La saison a toutefois réduit le rendement agronomique. En moyenne, 7 000 kilos de raisins ont été récoltés par hectare, contre un rendement commercialisable fixé à 8 800 kilos fin juillet. L’hiver doux, le cycle végétatif très court et les épisodes de canicule ont marqué le vignoble ces neuf derniers mois.

Un travail accru pour les caves et les vendangeurs

La dérogation ouvre une nouvelle possibilité aux chefs de cave, qui devront composer avec ces raisins plus riches pour élaborer les futurs champagnes. Les bouteilles concernées pourront ainsi présenter des profils plus diversifiés en vins et en arômes.

Pour les consommateurs, cette décision signifie que des champagnes titrant jusqu’à 15° pourront arriver sur le marché.

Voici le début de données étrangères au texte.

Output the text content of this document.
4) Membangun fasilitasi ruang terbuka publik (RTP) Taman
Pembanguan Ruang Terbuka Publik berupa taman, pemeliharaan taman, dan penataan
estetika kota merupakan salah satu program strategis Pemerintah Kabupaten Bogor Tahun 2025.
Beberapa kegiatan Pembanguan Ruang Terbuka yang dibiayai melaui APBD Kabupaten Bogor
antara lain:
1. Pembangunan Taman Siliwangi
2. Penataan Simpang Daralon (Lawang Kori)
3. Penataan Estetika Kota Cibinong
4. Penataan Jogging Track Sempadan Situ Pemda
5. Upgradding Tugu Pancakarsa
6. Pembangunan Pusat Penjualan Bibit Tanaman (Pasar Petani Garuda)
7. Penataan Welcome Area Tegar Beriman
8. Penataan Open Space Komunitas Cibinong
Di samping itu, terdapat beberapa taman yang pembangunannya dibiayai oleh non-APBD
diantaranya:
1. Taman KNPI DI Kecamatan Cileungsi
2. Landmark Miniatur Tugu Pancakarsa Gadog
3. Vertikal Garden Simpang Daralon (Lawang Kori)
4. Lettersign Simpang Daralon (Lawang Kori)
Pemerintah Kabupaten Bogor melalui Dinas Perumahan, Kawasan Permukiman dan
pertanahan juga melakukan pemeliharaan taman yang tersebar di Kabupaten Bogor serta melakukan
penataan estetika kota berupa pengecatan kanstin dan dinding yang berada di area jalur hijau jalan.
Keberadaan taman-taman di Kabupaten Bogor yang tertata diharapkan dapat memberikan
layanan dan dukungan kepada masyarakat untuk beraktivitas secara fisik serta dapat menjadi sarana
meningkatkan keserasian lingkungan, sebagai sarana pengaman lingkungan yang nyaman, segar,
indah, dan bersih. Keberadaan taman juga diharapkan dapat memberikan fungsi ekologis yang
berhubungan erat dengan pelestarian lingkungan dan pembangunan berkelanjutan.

Elle ne concerne toutefois que cette modification temporaire obtenue pour la récolte 2026.

Cette année alimente aussi les interrogations sur l’adaptation du vignoble au réchauffement climatique. La filière évoque notamment l’adaptation des horaires de cueillette lors des fortes chaleurs, ainsi que l’expérimentation de 400 variétés de vignes. En Champagne, les vendanges restent manuelles pour récolter les grappes entières.